Jaworzno

A Jaworzno, nous attend un camp en construction. Il y a déjà les barrières de barbelés électrifiés et quelques baraques. Ce n'est là qu'un début. Nous sommes peut-être mille ou deux mille pour l'instant. Plus tard, le camp s'agrandira et le nombre des « pensionnaires» s'y élèvera jusqu'à cinq mille.

 

Ce camp a une double affectation : les mines de charbon et l'usine électrique en construction. La mine manquait de main-d'œuvre, nous y pourvoirons.

Les baraques sont ici différentes de celles de Birkenau. Nous y avons des lits, trois couchettes superposées avec un matelas de paille. A première vue, cela nous semble plus confortable que le bat-flanc des baraques d'accueil. Et puis, il n'y a ici ni chambre à gaz ni four crématoire. Nous savons qu'ils fonctionnent non loin d'ici, qu'ils nous guettent à chaque instant, mais nous ne les avons pas perpétuellement sous les yeux. C'est déjà un soulagement.

Hurlement et bâtons nous souhaitent la bienvenue. Nous aurions tort de nous faire trop d'illusions. Nous apprenons bien vite que, chaque semaine, un camion vient chercher les morts et les moribonds pour les emmener à Auschwitz.

De temps en temps, à l'annonce d'un nouvel arrivage, il y a des « sélections ». C'est toujours Auschwitz, les mêmes règles, les mêmes brutalités, le même esclavage et le même objectif : exterminer.

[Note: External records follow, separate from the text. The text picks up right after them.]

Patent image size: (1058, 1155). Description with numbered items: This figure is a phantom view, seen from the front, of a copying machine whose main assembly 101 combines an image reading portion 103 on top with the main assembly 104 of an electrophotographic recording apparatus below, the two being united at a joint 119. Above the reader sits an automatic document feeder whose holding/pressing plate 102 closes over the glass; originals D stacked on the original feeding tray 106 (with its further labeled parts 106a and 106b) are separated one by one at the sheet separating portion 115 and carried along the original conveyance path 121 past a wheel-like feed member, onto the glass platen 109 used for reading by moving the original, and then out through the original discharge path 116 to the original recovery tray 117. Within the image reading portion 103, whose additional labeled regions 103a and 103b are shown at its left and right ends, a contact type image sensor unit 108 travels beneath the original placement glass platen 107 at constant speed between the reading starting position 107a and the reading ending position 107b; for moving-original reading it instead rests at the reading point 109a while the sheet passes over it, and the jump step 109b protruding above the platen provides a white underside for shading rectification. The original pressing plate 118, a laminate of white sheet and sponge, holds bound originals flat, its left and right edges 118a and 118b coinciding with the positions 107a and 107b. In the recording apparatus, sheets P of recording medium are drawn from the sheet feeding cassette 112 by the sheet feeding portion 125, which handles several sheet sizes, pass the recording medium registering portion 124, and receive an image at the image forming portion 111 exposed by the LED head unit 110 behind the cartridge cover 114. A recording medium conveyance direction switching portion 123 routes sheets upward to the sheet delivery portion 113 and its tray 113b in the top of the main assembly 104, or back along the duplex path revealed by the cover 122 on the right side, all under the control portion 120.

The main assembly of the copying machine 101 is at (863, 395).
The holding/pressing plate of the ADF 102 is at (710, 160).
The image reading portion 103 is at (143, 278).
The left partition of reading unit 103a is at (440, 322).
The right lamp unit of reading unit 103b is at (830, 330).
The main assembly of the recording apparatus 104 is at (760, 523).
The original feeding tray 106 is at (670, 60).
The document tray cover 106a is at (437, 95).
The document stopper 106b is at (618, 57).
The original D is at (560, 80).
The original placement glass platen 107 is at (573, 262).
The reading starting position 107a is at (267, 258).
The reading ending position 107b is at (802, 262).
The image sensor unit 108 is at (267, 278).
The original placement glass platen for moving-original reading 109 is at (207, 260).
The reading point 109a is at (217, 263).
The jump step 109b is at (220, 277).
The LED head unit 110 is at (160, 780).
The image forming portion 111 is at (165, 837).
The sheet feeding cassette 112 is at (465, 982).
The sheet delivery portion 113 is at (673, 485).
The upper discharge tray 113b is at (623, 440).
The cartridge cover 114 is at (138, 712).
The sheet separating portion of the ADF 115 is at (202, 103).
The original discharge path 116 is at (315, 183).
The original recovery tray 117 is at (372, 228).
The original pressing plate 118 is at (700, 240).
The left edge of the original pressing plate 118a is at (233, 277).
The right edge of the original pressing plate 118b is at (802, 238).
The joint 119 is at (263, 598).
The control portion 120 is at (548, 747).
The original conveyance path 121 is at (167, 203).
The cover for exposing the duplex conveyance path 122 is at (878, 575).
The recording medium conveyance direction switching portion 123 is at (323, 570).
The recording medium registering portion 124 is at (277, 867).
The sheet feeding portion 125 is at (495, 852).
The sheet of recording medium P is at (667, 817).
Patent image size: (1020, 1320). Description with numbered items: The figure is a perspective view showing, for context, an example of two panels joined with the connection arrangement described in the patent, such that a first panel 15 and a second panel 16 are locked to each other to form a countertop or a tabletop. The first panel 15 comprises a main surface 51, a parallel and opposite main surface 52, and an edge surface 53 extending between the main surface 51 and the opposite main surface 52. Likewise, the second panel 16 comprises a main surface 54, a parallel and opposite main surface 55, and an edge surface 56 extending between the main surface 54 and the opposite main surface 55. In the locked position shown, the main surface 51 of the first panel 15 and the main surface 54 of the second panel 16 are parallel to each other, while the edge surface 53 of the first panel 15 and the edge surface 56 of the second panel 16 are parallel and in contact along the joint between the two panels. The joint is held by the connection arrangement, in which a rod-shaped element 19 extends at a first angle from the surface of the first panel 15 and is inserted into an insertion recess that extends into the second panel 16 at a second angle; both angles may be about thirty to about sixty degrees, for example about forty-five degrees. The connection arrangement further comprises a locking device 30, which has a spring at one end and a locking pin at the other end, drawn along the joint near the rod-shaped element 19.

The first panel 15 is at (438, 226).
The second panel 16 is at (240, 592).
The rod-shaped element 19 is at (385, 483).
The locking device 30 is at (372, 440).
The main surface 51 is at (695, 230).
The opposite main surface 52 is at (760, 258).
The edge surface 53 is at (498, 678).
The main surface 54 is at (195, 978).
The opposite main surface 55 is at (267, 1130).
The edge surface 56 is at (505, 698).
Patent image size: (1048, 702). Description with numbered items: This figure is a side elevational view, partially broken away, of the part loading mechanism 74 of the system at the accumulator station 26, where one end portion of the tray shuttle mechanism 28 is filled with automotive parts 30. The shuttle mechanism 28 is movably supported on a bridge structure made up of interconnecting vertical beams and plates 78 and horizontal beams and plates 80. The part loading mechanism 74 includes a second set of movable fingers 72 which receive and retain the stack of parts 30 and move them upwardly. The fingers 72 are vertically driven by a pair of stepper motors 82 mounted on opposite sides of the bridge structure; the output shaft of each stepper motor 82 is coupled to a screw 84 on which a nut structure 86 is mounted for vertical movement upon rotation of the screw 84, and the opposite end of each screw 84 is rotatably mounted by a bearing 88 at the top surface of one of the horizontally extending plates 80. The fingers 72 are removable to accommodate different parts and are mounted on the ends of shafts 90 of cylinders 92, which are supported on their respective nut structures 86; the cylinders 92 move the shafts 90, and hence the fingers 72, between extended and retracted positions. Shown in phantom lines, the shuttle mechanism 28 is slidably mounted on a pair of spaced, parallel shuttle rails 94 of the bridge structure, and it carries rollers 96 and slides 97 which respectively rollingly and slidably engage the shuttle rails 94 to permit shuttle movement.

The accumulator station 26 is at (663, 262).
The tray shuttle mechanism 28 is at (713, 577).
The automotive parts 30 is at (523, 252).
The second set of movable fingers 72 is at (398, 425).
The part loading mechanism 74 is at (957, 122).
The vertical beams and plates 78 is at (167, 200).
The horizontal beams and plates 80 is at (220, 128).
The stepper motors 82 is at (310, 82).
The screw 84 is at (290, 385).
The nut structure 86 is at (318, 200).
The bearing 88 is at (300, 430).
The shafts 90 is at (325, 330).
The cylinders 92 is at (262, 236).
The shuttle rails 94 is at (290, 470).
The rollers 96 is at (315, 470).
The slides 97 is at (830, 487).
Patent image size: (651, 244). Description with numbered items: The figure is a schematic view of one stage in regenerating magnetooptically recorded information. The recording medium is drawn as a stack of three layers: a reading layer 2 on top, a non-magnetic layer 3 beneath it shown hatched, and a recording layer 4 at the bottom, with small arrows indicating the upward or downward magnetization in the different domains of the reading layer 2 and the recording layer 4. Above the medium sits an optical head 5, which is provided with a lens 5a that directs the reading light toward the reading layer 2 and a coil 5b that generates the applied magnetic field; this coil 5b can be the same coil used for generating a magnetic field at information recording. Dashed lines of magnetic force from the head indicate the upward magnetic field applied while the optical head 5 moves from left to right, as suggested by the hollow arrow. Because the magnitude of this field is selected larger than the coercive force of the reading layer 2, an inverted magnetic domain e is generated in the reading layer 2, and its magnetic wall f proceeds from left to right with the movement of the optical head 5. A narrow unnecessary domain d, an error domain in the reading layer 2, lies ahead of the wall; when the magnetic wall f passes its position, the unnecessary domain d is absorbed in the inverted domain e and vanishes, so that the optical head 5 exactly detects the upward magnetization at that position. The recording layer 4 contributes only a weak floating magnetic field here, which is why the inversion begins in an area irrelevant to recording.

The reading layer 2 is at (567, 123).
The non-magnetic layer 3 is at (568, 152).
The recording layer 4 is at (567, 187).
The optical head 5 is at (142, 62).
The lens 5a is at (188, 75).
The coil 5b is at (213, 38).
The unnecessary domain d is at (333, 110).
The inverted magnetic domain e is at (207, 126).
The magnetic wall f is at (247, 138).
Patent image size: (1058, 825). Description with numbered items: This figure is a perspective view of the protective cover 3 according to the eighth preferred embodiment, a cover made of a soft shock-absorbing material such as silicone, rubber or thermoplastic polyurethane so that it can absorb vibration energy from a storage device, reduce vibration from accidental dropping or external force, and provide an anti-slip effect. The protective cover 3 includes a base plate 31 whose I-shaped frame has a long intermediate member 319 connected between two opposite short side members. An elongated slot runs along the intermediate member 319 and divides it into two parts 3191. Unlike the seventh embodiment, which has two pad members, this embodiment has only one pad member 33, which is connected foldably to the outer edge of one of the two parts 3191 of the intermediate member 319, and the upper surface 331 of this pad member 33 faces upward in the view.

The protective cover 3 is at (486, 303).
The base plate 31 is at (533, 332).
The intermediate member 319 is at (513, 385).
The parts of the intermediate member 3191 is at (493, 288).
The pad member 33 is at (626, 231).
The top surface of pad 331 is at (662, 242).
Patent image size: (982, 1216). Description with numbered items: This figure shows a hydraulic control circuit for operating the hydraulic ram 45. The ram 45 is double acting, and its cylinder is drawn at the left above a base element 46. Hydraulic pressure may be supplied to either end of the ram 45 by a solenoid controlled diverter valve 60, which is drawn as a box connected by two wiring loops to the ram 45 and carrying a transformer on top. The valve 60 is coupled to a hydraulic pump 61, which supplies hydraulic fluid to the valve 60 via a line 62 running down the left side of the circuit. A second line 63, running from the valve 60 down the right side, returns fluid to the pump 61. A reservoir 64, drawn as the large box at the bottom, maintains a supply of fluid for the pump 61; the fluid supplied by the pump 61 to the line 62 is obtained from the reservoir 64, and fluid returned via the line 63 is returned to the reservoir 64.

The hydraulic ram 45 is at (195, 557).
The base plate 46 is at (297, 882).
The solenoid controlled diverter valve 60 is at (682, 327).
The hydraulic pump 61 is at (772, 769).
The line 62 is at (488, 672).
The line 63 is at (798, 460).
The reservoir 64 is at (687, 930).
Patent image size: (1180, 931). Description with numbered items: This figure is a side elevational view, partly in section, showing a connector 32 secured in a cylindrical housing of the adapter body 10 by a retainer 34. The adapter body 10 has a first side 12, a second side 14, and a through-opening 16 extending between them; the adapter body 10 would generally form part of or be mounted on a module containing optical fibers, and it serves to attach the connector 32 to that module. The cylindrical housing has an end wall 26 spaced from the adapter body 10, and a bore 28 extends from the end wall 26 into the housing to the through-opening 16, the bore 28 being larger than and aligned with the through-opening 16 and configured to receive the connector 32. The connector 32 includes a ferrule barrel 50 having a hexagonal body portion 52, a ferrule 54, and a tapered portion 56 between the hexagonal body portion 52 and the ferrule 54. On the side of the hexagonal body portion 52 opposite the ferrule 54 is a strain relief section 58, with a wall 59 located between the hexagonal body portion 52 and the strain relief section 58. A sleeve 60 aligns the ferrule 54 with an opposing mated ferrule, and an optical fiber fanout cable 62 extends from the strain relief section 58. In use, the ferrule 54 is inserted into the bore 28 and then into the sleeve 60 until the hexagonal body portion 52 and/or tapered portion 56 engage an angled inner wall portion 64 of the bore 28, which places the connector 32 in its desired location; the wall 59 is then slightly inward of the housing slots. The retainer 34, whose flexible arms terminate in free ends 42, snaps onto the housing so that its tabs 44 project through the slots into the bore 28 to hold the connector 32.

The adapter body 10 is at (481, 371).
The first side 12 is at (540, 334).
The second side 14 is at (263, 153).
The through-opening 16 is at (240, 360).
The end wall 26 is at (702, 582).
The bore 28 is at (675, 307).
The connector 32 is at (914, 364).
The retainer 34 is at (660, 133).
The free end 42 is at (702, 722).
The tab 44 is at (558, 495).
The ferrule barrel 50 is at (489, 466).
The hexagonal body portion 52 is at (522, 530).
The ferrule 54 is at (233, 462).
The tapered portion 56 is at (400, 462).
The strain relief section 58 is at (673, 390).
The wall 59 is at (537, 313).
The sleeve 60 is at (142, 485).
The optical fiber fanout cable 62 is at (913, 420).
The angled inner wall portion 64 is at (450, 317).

En principe, les heures de travail (« forcé » dans le pire sens du terme) sont de six heures du matin à six heures du soir avec une interruption d'une heure pour le « repas » de midi. En fait, après le travail officiel, il y a des heures pénibles durant lesquelles on affecte les déportés à toutes sortes de besognes afférentes à l'extension du camp. Nous élevons notamment des baraques pour les malheureux qui viendront nous rejoindre. Aussi, nous reste-t-il peut-être six heures de sommeil, déduction faite des longues heures consacrées, le matin et le soir, aux interminables appels. Six heures de sommeil et rien dans le ventre. Sauf un litre de « soupe » aux rutabagas et un bout de pain noir de 200 à 300 grammes selon les jours, accompagné d'une rondelle de saucisson ou d'un dé de margarine. Plus les coups, bien entendu.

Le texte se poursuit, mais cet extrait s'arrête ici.